# Aus dem Tagebuch eines Hundes und einer Katze



## DER SCHWERE (20 Apr. 2012)

"Auszüge aus dem Tagebuch eines Hundes"

7:00 Uhr - Boah! Gassi gehen! Das mag ich am
liebsten
8:00 Uhr - Boah! Fressi! Das mag ich am liebsten.
9:30 Uhr - Boah! Eine Spazierfahrt! Das mag ich am
liebsten.
9:40 Uhr - Boah! Im Auto pennen! Das mag ich am
liebsten.
10:30 Uhr - Boah! Eine Spazierfahrt! Das mag ich am
liebsten.
11:30 Uhr - Boah! Heimkommen! Das mag ich am liebsten.
12:00 Uhr - Boah! Die Kinder kommen! Das mag ich am
liebsten.
13:00 Uhr - Boah! Ab in den Garten! Das mag ich am
liebsten.
16:00 Uhr - Boah! Noch mehr Kinder! Das mag ich am
liebsten
17:00 Uhr - Boah! Fressi!
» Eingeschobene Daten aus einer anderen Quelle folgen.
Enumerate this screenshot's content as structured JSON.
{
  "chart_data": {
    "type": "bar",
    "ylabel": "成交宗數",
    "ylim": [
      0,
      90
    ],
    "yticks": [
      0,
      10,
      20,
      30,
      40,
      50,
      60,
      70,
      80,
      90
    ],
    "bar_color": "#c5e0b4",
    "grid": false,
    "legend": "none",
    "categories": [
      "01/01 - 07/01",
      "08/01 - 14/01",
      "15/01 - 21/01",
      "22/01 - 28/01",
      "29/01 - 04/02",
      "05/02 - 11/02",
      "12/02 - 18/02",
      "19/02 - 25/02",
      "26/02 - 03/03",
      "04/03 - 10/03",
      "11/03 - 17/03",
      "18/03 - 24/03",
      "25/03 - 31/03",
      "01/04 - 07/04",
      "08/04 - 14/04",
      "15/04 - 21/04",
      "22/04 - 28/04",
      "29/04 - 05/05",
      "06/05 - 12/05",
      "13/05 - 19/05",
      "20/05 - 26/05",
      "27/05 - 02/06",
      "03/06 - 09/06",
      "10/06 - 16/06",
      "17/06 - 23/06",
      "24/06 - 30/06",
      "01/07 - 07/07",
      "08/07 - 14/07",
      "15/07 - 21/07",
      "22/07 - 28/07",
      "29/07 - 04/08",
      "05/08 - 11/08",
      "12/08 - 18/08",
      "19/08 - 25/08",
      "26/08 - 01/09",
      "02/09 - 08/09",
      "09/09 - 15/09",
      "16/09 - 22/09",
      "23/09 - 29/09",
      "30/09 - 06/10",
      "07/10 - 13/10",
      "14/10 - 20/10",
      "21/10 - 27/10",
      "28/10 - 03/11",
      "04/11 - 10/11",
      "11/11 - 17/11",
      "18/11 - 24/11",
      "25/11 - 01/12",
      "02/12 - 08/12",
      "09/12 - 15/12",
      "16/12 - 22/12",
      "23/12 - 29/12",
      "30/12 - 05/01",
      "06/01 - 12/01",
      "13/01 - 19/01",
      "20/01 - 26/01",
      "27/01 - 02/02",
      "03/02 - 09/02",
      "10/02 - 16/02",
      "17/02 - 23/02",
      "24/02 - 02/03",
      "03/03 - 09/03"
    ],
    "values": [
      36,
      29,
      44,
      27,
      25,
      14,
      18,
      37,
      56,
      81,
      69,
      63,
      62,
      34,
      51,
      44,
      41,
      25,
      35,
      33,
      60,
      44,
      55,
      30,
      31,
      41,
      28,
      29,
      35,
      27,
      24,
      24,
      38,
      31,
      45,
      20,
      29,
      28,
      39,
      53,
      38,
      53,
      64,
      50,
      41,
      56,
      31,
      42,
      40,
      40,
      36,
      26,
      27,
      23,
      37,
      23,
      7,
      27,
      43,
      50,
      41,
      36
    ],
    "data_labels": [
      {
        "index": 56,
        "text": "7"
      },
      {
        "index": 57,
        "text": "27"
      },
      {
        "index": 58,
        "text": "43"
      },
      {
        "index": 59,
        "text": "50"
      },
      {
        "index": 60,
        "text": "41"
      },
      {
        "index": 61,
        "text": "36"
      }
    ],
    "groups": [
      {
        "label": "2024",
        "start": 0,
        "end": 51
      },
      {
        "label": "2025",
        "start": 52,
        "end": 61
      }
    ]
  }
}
Das mag ich am liebsten.
18:00 Uhr - Boah! Mein Herrchen! Das mag ich am
liebsten.
19:00 Uhr - Boah! Stöckchen holen! Das mag ich am
liebsten.
21:30 Uhr - Boah! In Frauchens Bett schlafen! Das mag
ich am liebsten.



"Auszüge aus dem Tagebuch einer Katze"
Tag 2983 meiner Gefangenschaft.
Meine Wärter versuchen weiterhin mich mit kleinen Objekten an Schnüren zu locken und zu reizen.
Ich habe beobachtet wie sie sich den Bauch mit frischem Fleisch voll schlagen, während sie mir nur zerstampfte gekochte Reste von toten Tieren mit kaum definierbarem Gemüse vorsetzen.
Die einzige Hoffnung die mir bleibt, ist die einer baldigen Flucht. Währenddessen erlange ich Genugtuung in dem ich das eine oder andere Möbelstück zerkratze.
Morgen werde ich mal wieder eine Zimmerpflanze fressen.
Heute habe ich es beinahe geschafft, einen Wärter durch schleichen zwischen den Beinen zu Fall zu bringen und ihn dadurch zu töten. Ich muss einen günstigen Moment abpassen, zum Beispiel wenn er sich auf der Treppe befindet.
Um meine Anwesenheit abstoßender zu gestalten, zwang ich Halbverdautes wieder aus meinem Magen auf einen Polstersessel.
Das nächste Mal ist das Bett dran.
Mein Plan, ihnen durch den geköpften Körper einer Maus Angst vor meinen mörderischen Fähigkeiten einzuflößen ist auch gescheitert. Sie haben mich nur gelobt und mir Milchdrops gegeben. Was wiederum gut ist, weil mir davon schlecht wird.
Heute waren viele ihrer Komplizen da. Ich wurde für die Dauer deren Anwesenheit in Einzelhaft gesperrt. Ich konnte hören, wie sie lachten und aßen. Ich hörte, dass ich wegen einer "Allergie" eingesperrt wurde. Ich muss lernen, wie ich diese Technik perfektionieren und zu meinem Vorteil nutzen kann.
Die anderen Gefangen sind Weicheier und wahrscheinlich Informanten. Der Hund wird oft frei gelassen, kommt aber immer wieder freudestrahlend zurück. Er ist offensichtlich nicht ganz dicht.
Der Vogel dagegen ist garantiert ein Spion. Er spricht oft und viel mit den Wärtern. Ich glaube, dass er mich genauestens beobachtet und jeden meiner Schritte meldet. Da er sich in einem Stahlverschlag befindet, kann ich nicht an ihn ran.
Aber ich habe Zeit.
Mein Tag wird kommen...







​


----------



## MetalFan (20 Apr. 2012)

Herrlich!


----------



## Max100 (20 Apr. 2012)

Klasse, du bekommst ein Bienchen


----------



## Q (20 Apr. 2012)

ich hab eine Katzenallergie. Vielleicht deshalb  :thx:


----------



## FlerIstBoss (1 Mai 2012)

Der Eintrag der Katze ist absolut genial xD


----------



## Katzun (8 Juli 2012)

so ist es!


----------